第116章 心、重ねて
結局は、公表されることすらなかった そのイメージカラー。私の歌を聴いてくれる本人に、色のイメージを持って欲しいと、最も先入観を与えない淡白な色を選んだ。
でも今となっては、白こそが私に似合いの色だと思っている。空っぽで、何もない、寂しい色。
「何者にでもなれる」
『え?』
「これから先、どんな色にだって染まることが出来る。とてもキミに相応しい色だと思うよ」
世界においていかれた、寂しい色だと思っていた。しかし天使のような彼にこう言われて、それを好きにならないことなどありえない。

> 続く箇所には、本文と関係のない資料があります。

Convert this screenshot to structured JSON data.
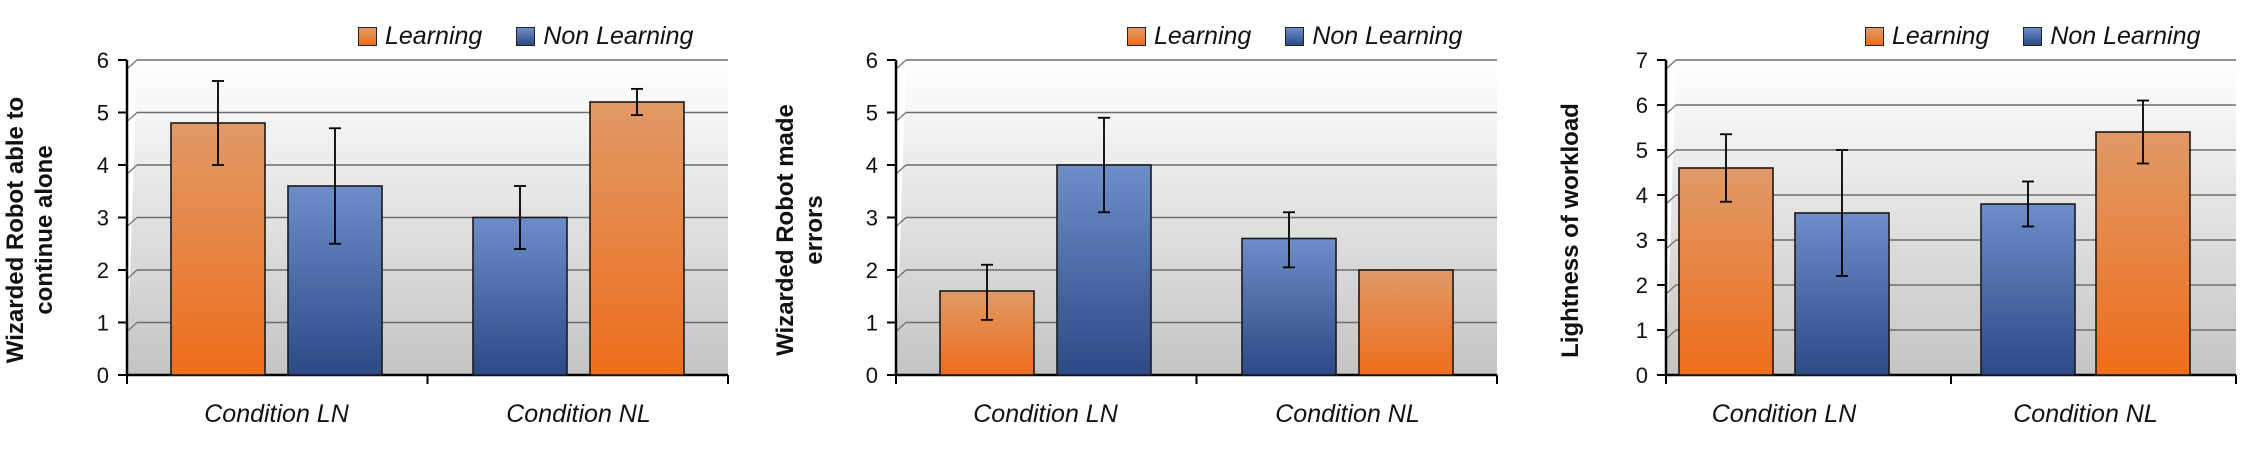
{
  "legend": {
    "learning": "Learning",
    "non_learning": "Non Learning"
  },
  "colors": {
    "learning_top": "#e09a68",
    "learning_bottom": "#ee6d1b",
    "non_learning_top": "#6d8ec9",
    "non_learning_bottom": "#2c4a85",
    "plot_top": "#ffffff",
    "plot_bottom": "#c4c4c4",
    "grid": "#6e6e6e"
  },
  "chart_data": [
    {
      "type": "bar",
      "ylabel_lines": [
        "Wizarded Robot able to",
        "continue alone"
      ],
      "categories": [
        "Condition LN",
        "Condition NL"
      ],
      "ylim": [
        0,
        6
      ],
      "yticks": [
        "0",
        "1",
        "2",
        "3",
        "4",
        "5",
        "6"
      ],
      "legend_position": "top-right",
      "grid": true,
      "bars": [
        {
          "category": "Condition LN",
          "series": "Learning",
          "value": 4.8,
          "err_low": 4.0,
          "err_high": 5.6
        },
        {
          "category": "Condition LN",
          "series": "Non Learning",
          "value": 3.6,
          "err_low": 2.5,
          "err_high": 4.7
        },
        {
          "category": "Condition NL",
          "series": "Non Learning",
          "value": 3.0,
          "err_low": 2.4,
          "err_high": 3.6
        },
        {
          "category": "Condition NL",
          "series": "Learning",
          "value": 5.2,
          "err_low": 4.95,
          "err_high": 5.45
        }
      ]
    },
    {
      "type": "bar",
      "ylabel_lines": [
        "Wizarded Robot made",
        "errors"
      ],
      "categories": [
        "Condition LN",
        "Condition NL"
      ],
      "ylim": [
        0,
        6
      ],
      "yticks": [
        "0",
        "1",
        "2",
        "3",
        "4",
        "5",
        "6"
      ],
      "legend_position": "top-right",
      "grid": true,
      "bars": [
        {
          "category": "Condition LN",
          "series": "Learning",
          "value": 1.6,
          "err_low": 1.05,
          "err_high": 2.1
        },
        {
          "category": "Condition LN",
          "series": "Non Learning",
          "value": 4.0,
          "err_low": 3.1,
          "err_high": 4.9
        },
        {
          "category": "Condition NL",
          "series": "Non Learning",
          "value": 2.6,
          "err_low": 2.05,
          "err_high": 3.1
        },
        {
          "category": "Condition NL",
          "series": "Learning",
          "value": 2.0,
          "err_low": null,
          "err_high": null
        }
      ]
    },
    {
      "type": "bar",
      "ylabel_lines": [
        "Lightness of workload"
      ],
      "categories": [
        "Condition LN",
        "Condition NL"
      ],
      "ylim": [
        0,
        7
      ],
      "yticks": [
        "0",
        "1",
        "2",
        "3",
        "4",
        "5",
        "6",
        "7"
      ],
      "legend_position": "top-right",
      "grid": true,
      "bars": [
        {
          "category": "Condition LN",
          "series": "Learning",
          "value": 4.6,
          "err_low": 3.85,
          "err_high": 5.35
        },
        {
          "category": "Condition LN",
          "series": "Non Learning",
          "value": 3.6,
          "err_low": 2.2,
          "err_high": 5.0
        },
        {
          "category": "Condition NL",
          "series": "Non Learning",
          "value": 3.8,
          "err_low": 3.3,
          "err_high": 4.3
        },
        {
          "category": "Condition NL",
          "series": "Learning",
          "value": 5.4,
          "err_low": 4.7,
          "err_high": 6.1
        }
      ]
    }
  ]
}
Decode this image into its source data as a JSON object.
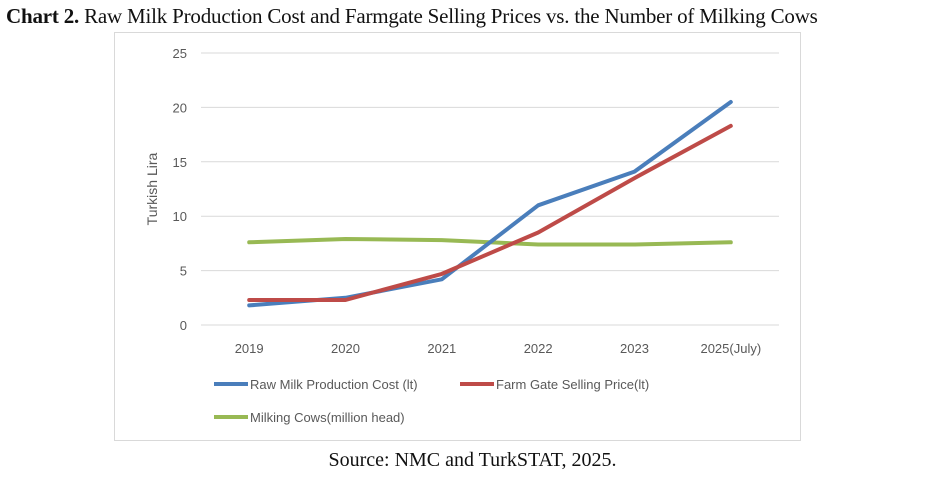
{
  "caption": {
    "label": "Chart 2.",
    "text": " Raw Milk Production Cost and Farmgate Selling Prices vs. the Number of Milking Cows"
  },
  "source": "Source: NMC and TurkSTAT, 2025.",
  "chart_data": {
    "type": "line",
    "title": "Raw Milk Production Cost and Farmgate Selling Prices vs. the Number of Milking Cows",
    "xlabel": "",
    "ylabel": "Turkish Lira",
    "categories": [
      "2019",
      "2020",
      "2021",
      "2022",
      "2023",
      "2025(July)"
    ],
    "ylim": [
      0,
      25
    ],
    "yticks": [
      0,
      5,
      10,
      15,
      20,
      25
    ],
    "grid": true,
    "legend_position": "bottom",
    "series": [
      {
        "name": "Raw Milk Production Cost (lt)",
        "color": "#4a7ebb",
        "values": [
          1.8,
          2.5,
          4.2,
          11.0,
          14.1,
          20.5
        ]
      },
      {
        "name": "Farm Gate Selling Price(lt)",
        "color": "#be4b48",
        "values": [
          2.3,
          2.3,
          4.7,
          8.5,
          13.5,
          18.3
        ]
      },
      {
        "name": "Milking Cows(million head)",
        "color": "#98b954",
        "values": [
          7.6,
          7.9,
          7.8,
          7.4,
          7.4,
          7.6
        ]
      }
    ]
  }
}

『…ありがとう。私も、お気に入りです。白色。まぁ、黒も格好良くて捨て難いですけどね』
「黒王子だから?」
『ははっ、それ懐かしい!』
思い出話なら、ここでなくとも出来る。名残惜しいが、この特別な場所からそろそろ離れようと提案しようとしたところに、天が微笑み 問う。
「何者にでもなれたキミが、TRIGGERのプロデューサーとしてボクらの隣にいるけれど。そんなキミに、訊きたいことがある」
『どうぞ。この場所で、嘘は吐けません。本心で答えましょう』
「… “今のキミ” の、夢を教えて」
本心を伝えるだけだから、考える時間なんて必要ない。
『昔は、私がアイドルとしてこの場所に立って歌い踊ることでした。でも今は、違います。
私の代わりに、TRIGGERが、貴方達が歌で皆んなを幸せにするところが見たい』
言葉の全部を心に染み込ませるように、天は美しい瞳を閉じる。やがて徐々に瞼を持ち上げて、言葉を紡ぐ。
「プロデューサー。ボク達が、キミをステージに連れて行く。キミが今まで積み上げ来たもの全てを持っていく。キミの人生を、全部。